## Code Snippets for Natural Language Programming 

### 0. Contents

- 1 One-hot representation with scikit-lear

### 1. Creating one-hot representation with scikit-learn

In [21]:
from sklearn.feature_extraction.text import CountVectorizer

corpus = [
    "This is the first document.",
    "This document is the second document.",
    "And this is the third one.",
    "Is this the first document?"
]

vectorizer = CountVectorizer()
X = vectorizer.fit_transform(corpus)
vectorizer.get_feature_names_out()


array(['and', 'document', 'first', 'is', 'one', 'second', 'the', 'third',
       'this'], dtype=object)

In [23]:
print(X.toarray())

[[0 1 1 1 0 0 1 0 1]
 [0 2 0 1 0 1 1 0 1]
 [1 0 0 1 1 0 1 1 1]
 [0 1 1 1 0 0 1 0 1]]


### 1. Creating Tensors

In [6]:
def describe(x):
    """A function used to give information """
    print("Type: {}".format(x.type()))
    print("Shape/size: {}".format(x.shape))
    print("Values: \n {}".format(x))

In [10]:
import torch
describe(torch.Tensor(2, 3))

Type: torch.FloatTensor
Shape/size: torch.Size([2, 3])
Values: 
 tensor([[6.2449e-39, 4.9592e-39, 4.9592e-39],
        [6.0612e-39, 4.2246e-39, 1.0286e-38]])


In [11]:
import torch 
describe(torch.rand(2,3)) # create a tensor from uniform random distribution
describe(torch.randn(2,3)) # create a tensor from random normal distribution

Type: torch.FloatTensor
Shape/size: torch.Size([2, 3])
Values: 
 tensor([[0.6591, 0.1082, 0.0849],
        [0.7537, 0.0412, 0.3315]])
Type: torch.FloatTensor
Shape/size: torch.Size([2, 3])
Values: 
 tensor([[-1.2704,  0.8241,  0.4256],
        [ 0.3054, -0.3068,  0.2641]])


We can also create tensors all filled with the same scalar.

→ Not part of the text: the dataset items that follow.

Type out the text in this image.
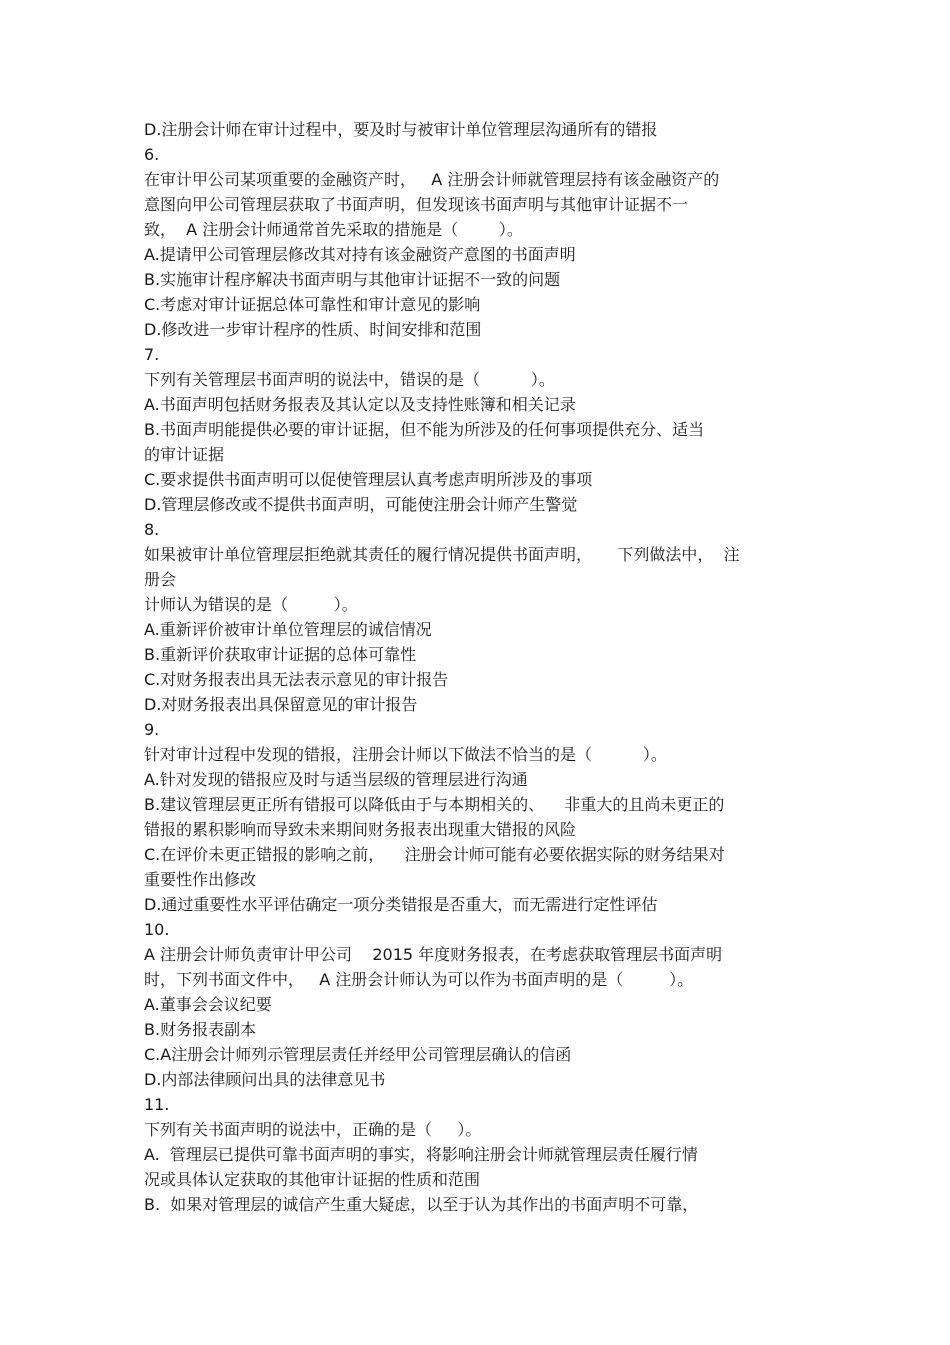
D.注册会计师在审计过程中，要及时与被审计单位管理层沟通所有的错报
6.
在审计甲公司某项重要的金融资产时，   A 注册会计师就管理层持有该金融资产的
意图向甲公司管理层获取了书面声明，但发现该书面声明与其他审计证据不一
致，  A 注册会计师通常首先采取的措施是（        ）。
A.提请甲公司管理层修改其对持有该金融资产意图的书面声明
B.实施审计程序解决书面声明与其他审计证据不一致的问题
C.考虑对审计证据总体可靠性和审计意见的影响
D.修改进一步审计程序的性质、时间安排和范围
7.
下列有关管理层书面声明的说法中，错误的是（          ）。
A.书面声明包括财务报表及其认定以及支持性账簿和相关记录
B.书面声明能提供必要的审计证据，但不能为所涉及的任何事项提供充分、适当
的审计证据
C.要求提供书面声明可以促使管理层认真考虑声明所涉及的事项
D.管理层修改或不提供书面声明，可能使注册会计师产生警觉
8.
如果被审计单位管理层拒绝就其责任的履行情况提供书面声明，     下列做法中，  注
册会
计师认为错误的是（         ）。
A.重新评价被审计单位管理层的诚信情况
B.重新评价获取审计证据的总体可靠性
C.对财务报表出具无法表示意见的审计报告
D.对财务报表出具保留意见的审计报告
9.
针对审计过程中发现的错报，注册会计师以下做法不恰当的是（          ）。
A.针对发现的错报应及时与适当层级的管理层进行沟通
B.建议管理层更正所有错报可以降低由于与本期相关的、    非重大的且尚未更正的
错报的累积影响而导致未来期间财务报表出现重大错报的风险
C.在评价未更正错报的影响之前，    注册会计师可能有必要依据实际的财务结果对
重要性作出修改
D.通过重要性水平评估确定一项分类错报是否重大，而无需进行定性评估
10.
A 注册会计师负责审计甲公司    2015 年度财务报表，在考虑获取管理层书面声明
时，下列书面文件中，   A 注册会计师认为可以作为书面声明的是（         ）。
A.董事会会议纪要
B.财务报表副本
C.A注册会计师列示管理层责任并经甲公司管理层确认的信函
D.内部法律顾问出具的法律意见书
11.
下列有关书面声明的说法中，正确的是（     ）。
A.  管理层已提供可靠书面声明的事实，将影响注册会计师就管理层责任履行情
况或具体认定获取的其他审计证据的性质和范围
B.  如果对管理层的诚信产生重大疑虑，以至于认为其作出的书面声明不可靠，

For creating tensor of zeros or ones, we have built-in functions, and for filling it with specific values, we can use the fill_() method. 

Any PyTorch method with an underscore refers to an in-place operation; that is, it modifies the content in place without creating a new object.

In [19]:
# Creating a filled tensor 

import torch 
# describe(torch.zeros(2,3))
x = torch.ones(2,3)
# describe(x)
x.fill_(5)
# describe(x)

tensor([[5., 5., 5.],
        [5., 5., 5.]])

In [17]:
# Creating and initializing a tensor from lists

x = torch.tensor([[1,2,3],
                  [4,5,6]])

In [22]:
# We can also create from Numpy but pay attention that in that case the type will
# be torch.DoubleTensor instead of the torch.FloatTensor

import numpy as np
npy = np.random.rand(2, 3)
describe(torch.from_numpy(npy))

Type: torch.DoubleTensor
Shape/size: torch.Size([2, 3])
Values: 
 tensor([[0.9334, 0.9989, 0.0594],
        [0.4688, 0.8958, 0.8736]], dtype=torch.float64)


You can convert a tensor to a different type(float, long, double, etc. ) 
by specifying it at initialization or later using one of the typecasting methods. 
There are two ways to specify the initialization type: either by directly calling 
the constructor of a specific tensor type, such as FloatTensor or LongTensor, or 
using a special method, torch.tensor().

In [26]:
x = torch.FloatTensor([[1, 2, 3], [4, 5, 6]])
x = x.long()
x = torch.tensor([[1, 2, 3],[4, 5, 6]], dtype = torch.int64)
x = x.float()

We use the shape property and size() method of a tensor object to access the 
measurements of its dimensions. 
The two ways of accessing these measurements are mostly synonymous. 
Inspecting the shape of the tensor is an indispansable tool in debugging PyTorch code.